Black squirrel lives matter.

I didn't know they were actually protected at one time


----------



## jrose (Aug 17, 2011)

I've used all the methods mentioned above. Master the "tail" cleaning method, and you will never go back. There is some good video out there (YouTube type stuff) that can give you some pointers on making this method easier. Keep at it!


----------



## Nostromo (Feb 14, 2012)

sureshot006 said:


> Black squirrel lives matter.
> 
> I didn't know they were actually protected at one time


I don't discriminate. I treat them all equally.


----------



## oldforester (Feb 12, 2004)

Never saw a black one before moving here.
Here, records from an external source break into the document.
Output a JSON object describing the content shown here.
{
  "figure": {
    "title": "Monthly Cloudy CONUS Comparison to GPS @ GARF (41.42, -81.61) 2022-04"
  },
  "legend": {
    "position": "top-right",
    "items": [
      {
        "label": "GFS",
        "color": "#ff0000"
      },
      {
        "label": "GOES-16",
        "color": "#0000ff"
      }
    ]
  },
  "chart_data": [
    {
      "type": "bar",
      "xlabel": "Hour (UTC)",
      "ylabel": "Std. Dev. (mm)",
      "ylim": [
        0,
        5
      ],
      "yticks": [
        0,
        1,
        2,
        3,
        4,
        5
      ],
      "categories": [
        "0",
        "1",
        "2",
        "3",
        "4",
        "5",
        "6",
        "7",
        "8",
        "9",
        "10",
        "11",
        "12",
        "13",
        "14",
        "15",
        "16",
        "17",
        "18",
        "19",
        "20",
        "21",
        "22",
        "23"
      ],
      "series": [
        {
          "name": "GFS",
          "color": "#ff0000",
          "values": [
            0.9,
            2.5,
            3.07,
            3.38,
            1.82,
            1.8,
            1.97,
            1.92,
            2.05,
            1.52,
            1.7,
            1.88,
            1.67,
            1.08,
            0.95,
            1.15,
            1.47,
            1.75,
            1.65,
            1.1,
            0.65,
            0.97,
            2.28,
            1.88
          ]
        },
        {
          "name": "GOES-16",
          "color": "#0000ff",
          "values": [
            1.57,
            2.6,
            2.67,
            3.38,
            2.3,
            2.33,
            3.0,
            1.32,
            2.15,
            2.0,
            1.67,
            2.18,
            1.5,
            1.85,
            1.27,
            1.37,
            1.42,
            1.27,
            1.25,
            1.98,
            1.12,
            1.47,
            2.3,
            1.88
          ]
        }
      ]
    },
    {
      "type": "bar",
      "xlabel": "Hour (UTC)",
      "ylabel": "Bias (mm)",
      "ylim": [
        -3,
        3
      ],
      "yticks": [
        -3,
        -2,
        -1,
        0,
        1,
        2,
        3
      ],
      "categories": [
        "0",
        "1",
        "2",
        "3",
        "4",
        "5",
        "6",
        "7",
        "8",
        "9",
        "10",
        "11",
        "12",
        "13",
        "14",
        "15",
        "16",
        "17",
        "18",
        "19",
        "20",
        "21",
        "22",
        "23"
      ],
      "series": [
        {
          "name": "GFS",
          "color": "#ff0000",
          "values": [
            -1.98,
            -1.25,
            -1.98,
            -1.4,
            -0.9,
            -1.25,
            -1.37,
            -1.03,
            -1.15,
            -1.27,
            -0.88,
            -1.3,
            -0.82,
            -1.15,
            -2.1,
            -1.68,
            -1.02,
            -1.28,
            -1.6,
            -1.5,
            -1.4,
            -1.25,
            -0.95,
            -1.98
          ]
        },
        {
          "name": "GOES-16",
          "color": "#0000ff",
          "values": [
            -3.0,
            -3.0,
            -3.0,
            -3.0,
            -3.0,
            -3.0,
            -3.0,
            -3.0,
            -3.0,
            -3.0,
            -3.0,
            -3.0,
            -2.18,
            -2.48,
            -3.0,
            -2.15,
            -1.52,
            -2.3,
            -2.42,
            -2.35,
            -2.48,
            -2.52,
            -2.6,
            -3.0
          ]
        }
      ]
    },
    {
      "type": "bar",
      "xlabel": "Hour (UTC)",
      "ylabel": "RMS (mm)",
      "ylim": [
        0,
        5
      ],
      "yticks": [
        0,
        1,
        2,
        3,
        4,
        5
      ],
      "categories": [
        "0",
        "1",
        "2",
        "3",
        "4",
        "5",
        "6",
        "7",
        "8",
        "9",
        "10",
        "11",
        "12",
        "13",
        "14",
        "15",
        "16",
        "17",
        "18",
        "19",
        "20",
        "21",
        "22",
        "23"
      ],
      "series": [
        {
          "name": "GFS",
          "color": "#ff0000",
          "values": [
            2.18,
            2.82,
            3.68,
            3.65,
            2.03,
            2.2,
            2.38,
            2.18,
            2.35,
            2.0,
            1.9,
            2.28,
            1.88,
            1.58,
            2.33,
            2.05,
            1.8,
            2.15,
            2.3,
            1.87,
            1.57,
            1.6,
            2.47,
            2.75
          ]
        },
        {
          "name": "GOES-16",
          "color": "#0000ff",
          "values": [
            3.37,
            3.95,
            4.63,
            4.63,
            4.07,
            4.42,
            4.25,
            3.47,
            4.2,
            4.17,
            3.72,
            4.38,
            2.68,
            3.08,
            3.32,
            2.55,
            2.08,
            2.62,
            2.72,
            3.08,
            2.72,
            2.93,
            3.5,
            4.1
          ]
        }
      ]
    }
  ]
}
City living sister-in-law saw nothing funny about it when I asked if they tasted the same as the grays.


----------



## zer0 (Nov 15, 2012)

Glad to hear that city girl takes her squirrel meats seriously!


----------



## ridgewalker (Jun 24, 2008)

A couple of tips that I have seen due to mistakes. Make sure to break the tail bone and then to skin beyond it getting a nice patch or flap. Step on the tail and not the legs. Yes, some try it the other way. It is even possible to remove the hind feet and take the pants (bottom hide) off before pulling the legs forward. For me this method leaves less hair on the squirrel but I have seen others that do a neat job with the back method. [I use a game shears to take off the feet. For me that makes the skin come off easier.]


----------



## triplelunger (Dec 21, 2009)

A black squirrel is simply a color phase of a grey. They are the same critter.


----------



## rhobbs (Aug 17, 2015)

A skinning vice makes a big difference to me in not only the ease of skinning but the cleanliness. Here is a video we made demonstrating how we do it.


----------



## Terry Van Haitsma (Jun 23, 2006)

rhobbs said:


> A skinning vice makes a big difference to me in not only the ease of skinning but the cleanliness. Here is a video we made demonstrating how we do it.


I heard Ryan has skinned 1 or 2 before lol


----------



## fivegunner (Apr 28, 2003)

Hey , thanks for posting your video, I seen some thing like that a long time ago on Fred Trost `s Michigan outdoors , It makes me want to shoot a few. Best regards Frank


----------



## Troutstkr (Oct 6, 2018)

Nostromo said:


> I don't discriminate. I treat them all equally.


Yep, it's important... I treat them w salt, pepper and a little garlic.


----------